Henson discussed the film's origins to say that he and Froud "wanted to do a lighter weight picture, with more of a sense of comedy since The Dark Crystal got kind of heavy, heavier than we had intended. Now, I wanted to do a film with the characters having more personality and interacting more".

Labyrinth was being seriously discussed as early as March 1983, when Henson held a meeting with Froud and children's author Dennis Lee. Lee was tasked with writing a novella on which a script could be based, submitting it at the end of 1983. Henson approached Terry Jones to write the film's script, as "his daughter Lisa had just read Erik the Viking and suggested that he try me as screenwriter". Jones was given Dennis Lee's novella to use as a basis for his script but later told Empire that Lee had produced an unfinished "poetic novella" that he "didn't really get on with". In light of this, Jones "discarded it and sat down with Brian [Froud]'s drawings and sifted through them and found the ones that I really liked, and started creating the story from them".

Jones is credited with writing the screenplay, while the shooting script was actually a collaborative effort that featured contributions from Henson, George Lucas, Laura Phillips, and Elaine May. Jones has said that the finished film differs greatly from his original vision. Jones states that, "I didn't feel that it was very much mine. I always felt it fell between two stories, Jim wanted it to be one thing and I wanted it to be about something else." Jones has said that his version of the script was "about the world, and about people who are more interested in manipulating the world than actually baring themselves at all". In Jones' original script, Jareth merely seems "all powerful to begin with" and is actually using the Labyrinth to "keep people from getting to his heart".

Jones has said that Bowie's involvement in the project had a significant impact on the direction taken with the film. Jones had originally intended for the audience not to see the centre of the Labyrinth, prior to Sarah's reaching it, as he felt that, in doing so, it robbed the film of a significant "hook". Henson decided that he wanted Jareth to sing and appear throughout the film, which was something Jones considered the "wrong" decision, with the thought of Bowie starring in the film in mind. Despite his misgivings, Jones rewrote the script to allow for performing songs throughout the film. This draft of the script "went away for about a year". During this time, it was redrafted first by Phillips and subsequently by Lucas.

An early draft of the script attributed to Jones and Phillips is markedly different from the finished film. The early script has Jareth enter Sarah's house in the guise of Robin Zakar, the author of a play she is due to perform in. Sarah does not wish her brother would be taken away by the goblins, and Jareth snatches him away against her will.

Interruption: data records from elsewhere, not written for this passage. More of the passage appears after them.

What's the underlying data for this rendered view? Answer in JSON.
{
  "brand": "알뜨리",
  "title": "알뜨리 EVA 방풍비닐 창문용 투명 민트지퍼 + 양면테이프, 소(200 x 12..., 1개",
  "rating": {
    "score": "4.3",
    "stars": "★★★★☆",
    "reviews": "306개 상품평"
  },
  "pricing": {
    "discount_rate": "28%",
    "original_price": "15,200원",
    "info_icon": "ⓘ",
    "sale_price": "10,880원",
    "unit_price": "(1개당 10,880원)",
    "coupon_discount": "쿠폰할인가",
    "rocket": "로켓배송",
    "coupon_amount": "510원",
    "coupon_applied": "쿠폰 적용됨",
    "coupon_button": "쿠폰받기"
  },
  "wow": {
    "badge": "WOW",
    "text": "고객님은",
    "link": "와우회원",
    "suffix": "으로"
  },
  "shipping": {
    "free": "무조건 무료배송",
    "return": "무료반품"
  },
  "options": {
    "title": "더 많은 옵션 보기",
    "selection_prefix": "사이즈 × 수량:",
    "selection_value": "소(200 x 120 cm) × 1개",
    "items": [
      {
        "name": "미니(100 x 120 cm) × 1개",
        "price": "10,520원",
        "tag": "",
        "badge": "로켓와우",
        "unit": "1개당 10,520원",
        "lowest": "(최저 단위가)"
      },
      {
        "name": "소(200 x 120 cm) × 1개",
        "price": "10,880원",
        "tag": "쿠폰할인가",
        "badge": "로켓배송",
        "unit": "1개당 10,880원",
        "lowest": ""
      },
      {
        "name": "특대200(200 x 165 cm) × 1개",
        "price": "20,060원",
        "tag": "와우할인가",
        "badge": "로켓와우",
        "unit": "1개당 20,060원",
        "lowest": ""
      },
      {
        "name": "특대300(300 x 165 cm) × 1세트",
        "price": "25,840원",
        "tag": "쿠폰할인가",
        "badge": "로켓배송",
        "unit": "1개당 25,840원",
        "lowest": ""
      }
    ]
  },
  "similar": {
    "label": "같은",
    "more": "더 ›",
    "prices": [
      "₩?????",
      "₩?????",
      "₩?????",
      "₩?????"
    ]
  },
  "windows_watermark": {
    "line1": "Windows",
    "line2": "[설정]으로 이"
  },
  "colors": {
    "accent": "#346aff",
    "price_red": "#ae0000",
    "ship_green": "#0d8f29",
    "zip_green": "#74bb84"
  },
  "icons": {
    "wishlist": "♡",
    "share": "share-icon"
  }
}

Jareth is overtly villainous in this draft of the script. His final confrontation with Sarah tells her that he would "much rather have a Queen" than "a little goblin prince". The early script ends with Sarah kicking Jareth in disgust, and her blows transform him into a powerless, sniveling goblin. In the extensive junkyard scene, Jareth operates the Junk Lady as a puppet, whereas, in the film, she is autonomous. There is actually a pub or bar in the Labyrinth where the Man with Hat and Hoggle gather, and the river Lethe in Greek myth is mentioned. As well as this, the ballroom scene features extensive dialogue between Jareth and Sarah, whereas, in the film, there is none (though there is in the novelization by A. C. H. Smith), and the goings-on with the dancers in the ballroom are more overtly sexualised.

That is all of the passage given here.